Home / Docs-Technical WhitePaper / 08-EFT.WP.Core.Sea v1.0
Chapter 7 — Data Path and Lake Ingestion
I. Objectives and Scope
- Define a unified end-to-end path from device to data lake: data shape, chunking and compression, transport and backpressure, partitioning and naming, manifests and lineage, verification and consistency, plus SLI/SLO and governance requirements.
- Align with I80-8 serialize / export_manifest / import_manifest, I80-7 quality_metrics / monitor_drift, and Core.Threads I70-3/6/7 (channels, rate limiting, tracing).
- Deliver postulates P87-, minimal equations S87-, and the operational workflow Mx-7 for ingestion; guarantee rho < 1 approx stability and a traceable manifest metadata loop.
II. Data Shapes and Lifecycle (Terminology)
- Shapes
record (single observation with ts and sid); chunk (logical block within a batch file); object (storage unit in the lake).
dataset (a set of same-schema objects organized by partitions); manifest (metadata descriptor). - Lifecycle stages
ingest_edge (device/edge gateway) → staging (quarantine/validation) → lake_raw (raw zone) → lake_refined (refined zone) → lake_feature (feature/analytics zone). - Convention immutability
lake_raw forbids mathematical convention switches (e.g., PSD one-sided ↔ two-sided).

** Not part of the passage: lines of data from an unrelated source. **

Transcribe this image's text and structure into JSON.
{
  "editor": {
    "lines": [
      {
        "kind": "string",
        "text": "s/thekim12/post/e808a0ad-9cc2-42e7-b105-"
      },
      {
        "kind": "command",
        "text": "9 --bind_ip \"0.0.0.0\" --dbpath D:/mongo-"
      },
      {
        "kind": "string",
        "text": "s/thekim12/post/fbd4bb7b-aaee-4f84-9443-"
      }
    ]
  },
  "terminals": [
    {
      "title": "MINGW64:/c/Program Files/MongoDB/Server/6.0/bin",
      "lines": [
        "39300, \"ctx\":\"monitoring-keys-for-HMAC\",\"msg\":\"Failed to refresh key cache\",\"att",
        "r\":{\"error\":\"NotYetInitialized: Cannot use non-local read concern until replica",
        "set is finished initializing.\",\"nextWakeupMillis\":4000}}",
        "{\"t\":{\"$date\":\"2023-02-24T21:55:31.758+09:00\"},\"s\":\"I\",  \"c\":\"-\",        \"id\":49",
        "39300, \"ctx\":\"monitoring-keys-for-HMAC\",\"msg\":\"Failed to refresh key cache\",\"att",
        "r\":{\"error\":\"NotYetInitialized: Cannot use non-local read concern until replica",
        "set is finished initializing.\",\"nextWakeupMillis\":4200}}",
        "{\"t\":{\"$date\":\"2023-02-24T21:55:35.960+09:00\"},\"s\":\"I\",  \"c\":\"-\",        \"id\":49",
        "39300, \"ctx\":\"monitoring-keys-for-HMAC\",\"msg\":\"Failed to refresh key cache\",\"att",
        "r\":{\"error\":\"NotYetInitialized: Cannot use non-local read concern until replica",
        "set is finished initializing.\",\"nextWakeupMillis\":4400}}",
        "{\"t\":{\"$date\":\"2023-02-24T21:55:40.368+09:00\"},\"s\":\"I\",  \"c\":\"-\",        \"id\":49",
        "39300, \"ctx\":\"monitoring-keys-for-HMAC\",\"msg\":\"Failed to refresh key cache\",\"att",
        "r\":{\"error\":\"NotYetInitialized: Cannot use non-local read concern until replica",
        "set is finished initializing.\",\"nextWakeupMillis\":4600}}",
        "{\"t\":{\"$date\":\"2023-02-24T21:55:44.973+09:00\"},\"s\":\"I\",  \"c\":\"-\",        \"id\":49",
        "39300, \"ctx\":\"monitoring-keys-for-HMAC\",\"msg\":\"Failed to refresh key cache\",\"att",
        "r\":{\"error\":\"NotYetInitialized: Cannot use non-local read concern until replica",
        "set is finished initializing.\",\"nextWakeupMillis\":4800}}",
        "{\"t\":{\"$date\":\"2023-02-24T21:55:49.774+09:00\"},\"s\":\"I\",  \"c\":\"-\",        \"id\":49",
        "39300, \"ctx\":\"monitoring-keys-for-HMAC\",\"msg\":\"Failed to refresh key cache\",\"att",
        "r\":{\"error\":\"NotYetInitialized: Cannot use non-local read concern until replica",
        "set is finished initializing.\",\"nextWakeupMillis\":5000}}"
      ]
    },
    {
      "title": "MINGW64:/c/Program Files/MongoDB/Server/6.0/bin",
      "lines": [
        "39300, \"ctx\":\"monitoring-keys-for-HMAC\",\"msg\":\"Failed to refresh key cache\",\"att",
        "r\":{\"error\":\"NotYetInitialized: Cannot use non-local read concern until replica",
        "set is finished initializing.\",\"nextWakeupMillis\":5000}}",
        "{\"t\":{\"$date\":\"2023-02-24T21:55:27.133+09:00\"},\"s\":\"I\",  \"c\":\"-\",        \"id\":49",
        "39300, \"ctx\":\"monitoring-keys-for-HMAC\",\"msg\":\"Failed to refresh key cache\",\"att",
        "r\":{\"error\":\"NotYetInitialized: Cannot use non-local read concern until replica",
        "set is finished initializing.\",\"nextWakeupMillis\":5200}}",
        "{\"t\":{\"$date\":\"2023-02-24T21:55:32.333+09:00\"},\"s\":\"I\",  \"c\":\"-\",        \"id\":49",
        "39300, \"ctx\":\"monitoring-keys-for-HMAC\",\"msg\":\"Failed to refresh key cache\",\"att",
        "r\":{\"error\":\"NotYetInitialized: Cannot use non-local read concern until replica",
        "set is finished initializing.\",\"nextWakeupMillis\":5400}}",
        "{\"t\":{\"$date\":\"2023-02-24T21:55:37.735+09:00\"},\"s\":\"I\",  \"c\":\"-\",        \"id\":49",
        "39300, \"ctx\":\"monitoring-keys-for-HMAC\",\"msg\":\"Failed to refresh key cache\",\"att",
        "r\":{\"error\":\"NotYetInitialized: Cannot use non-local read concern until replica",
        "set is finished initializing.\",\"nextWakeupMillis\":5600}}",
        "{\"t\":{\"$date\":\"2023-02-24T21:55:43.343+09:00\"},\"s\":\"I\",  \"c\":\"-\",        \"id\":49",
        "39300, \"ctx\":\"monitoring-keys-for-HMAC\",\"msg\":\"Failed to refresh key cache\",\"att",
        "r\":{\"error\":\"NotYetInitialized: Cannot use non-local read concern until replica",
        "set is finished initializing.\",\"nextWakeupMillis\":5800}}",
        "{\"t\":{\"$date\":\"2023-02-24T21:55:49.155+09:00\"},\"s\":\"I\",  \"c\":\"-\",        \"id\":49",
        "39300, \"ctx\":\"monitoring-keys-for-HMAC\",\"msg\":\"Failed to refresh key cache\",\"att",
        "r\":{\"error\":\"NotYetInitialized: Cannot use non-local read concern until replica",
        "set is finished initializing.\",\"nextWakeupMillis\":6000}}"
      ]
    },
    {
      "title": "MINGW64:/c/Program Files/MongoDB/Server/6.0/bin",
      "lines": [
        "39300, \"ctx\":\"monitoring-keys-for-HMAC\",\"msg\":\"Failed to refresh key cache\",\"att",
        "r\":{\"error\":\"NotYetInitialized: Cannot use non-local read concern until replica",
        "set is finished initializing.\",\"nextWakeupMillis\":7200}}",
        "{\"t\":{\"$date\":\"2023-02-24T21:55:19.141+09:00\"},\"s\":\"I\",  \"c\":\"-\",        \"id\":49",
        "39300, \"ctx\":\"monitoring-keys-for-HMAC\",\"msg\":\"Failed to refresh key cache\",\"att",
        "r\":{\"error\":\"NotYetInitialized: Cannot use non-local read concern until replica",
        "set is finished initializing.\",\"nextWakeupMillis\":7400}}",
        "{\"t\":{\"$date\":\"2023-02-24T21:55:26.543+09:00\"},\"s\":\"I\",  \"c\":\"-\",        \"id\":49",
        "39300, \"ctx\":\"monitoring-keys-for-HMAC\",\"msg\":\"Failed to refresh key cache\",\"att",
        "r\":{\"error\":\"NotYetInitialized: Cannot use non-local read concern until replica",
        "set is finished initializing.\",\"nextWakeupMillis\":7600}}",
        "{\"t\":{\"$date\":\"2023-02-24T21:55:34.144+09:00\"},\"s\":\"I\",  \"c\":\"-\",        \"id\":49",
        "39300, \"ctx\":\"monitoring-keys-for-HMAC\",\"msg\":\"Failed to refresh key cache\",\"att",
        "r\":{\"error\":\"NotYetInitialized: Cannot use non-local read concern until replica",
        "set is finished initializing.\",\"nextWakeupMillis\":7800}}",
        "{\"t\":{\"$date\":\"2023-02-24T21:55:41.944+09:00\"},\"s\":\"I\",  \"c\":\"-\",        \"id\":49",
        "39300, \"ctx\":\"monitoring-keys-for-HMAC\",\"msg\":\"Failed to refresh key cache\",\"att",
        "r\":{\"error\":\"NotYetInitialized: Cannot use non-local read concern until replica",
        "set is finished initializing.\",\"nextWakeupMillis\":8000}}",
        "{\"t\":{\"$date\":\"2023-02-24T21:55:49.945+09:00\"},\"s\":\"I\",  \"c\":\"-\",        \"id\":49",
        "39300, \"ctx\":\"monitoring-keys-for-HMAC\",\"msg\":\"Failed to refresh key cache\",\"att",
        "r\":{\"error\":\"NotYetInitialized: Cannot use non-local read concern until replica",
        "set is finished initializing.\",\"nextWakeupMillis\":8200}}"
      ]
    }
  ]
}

Such transforms are only allowed from lake_refined onward and must record derivation lineage.
III. Postulates P87- (Data Path Consistency)*
- P87-1 (Immutable objects)
After landing, an object’s hash and size are immutable; any revision is a new object version with lineage edge dep(u,v) recorded in the manifest. - P87-2 (Traceable conventions)
Every object MUST record schema_id/ver/units, fmt/compress, H(f) convention, and PSD normalization convention (e.g., units of S_xx). - P87-3 (Temporal consistency)
ts (UTC) is for audit; tau_mono is for latency, jitter, and queueing evaluation (see Chapter 3). - P87-4 (Idempotent ingestion)
Use idemp_key = hash(sid, ts_range, bytes_hash) to realize sem="exactly_once*" (best-effort via dedup); configure dedup window Delta_t_dedup. - P87-5 (Stability)
Treat every ingestion path as a queueing system; continually enforce rho = lambda / mu < 1, where lambda is chunk arrival rate and mu is service rate.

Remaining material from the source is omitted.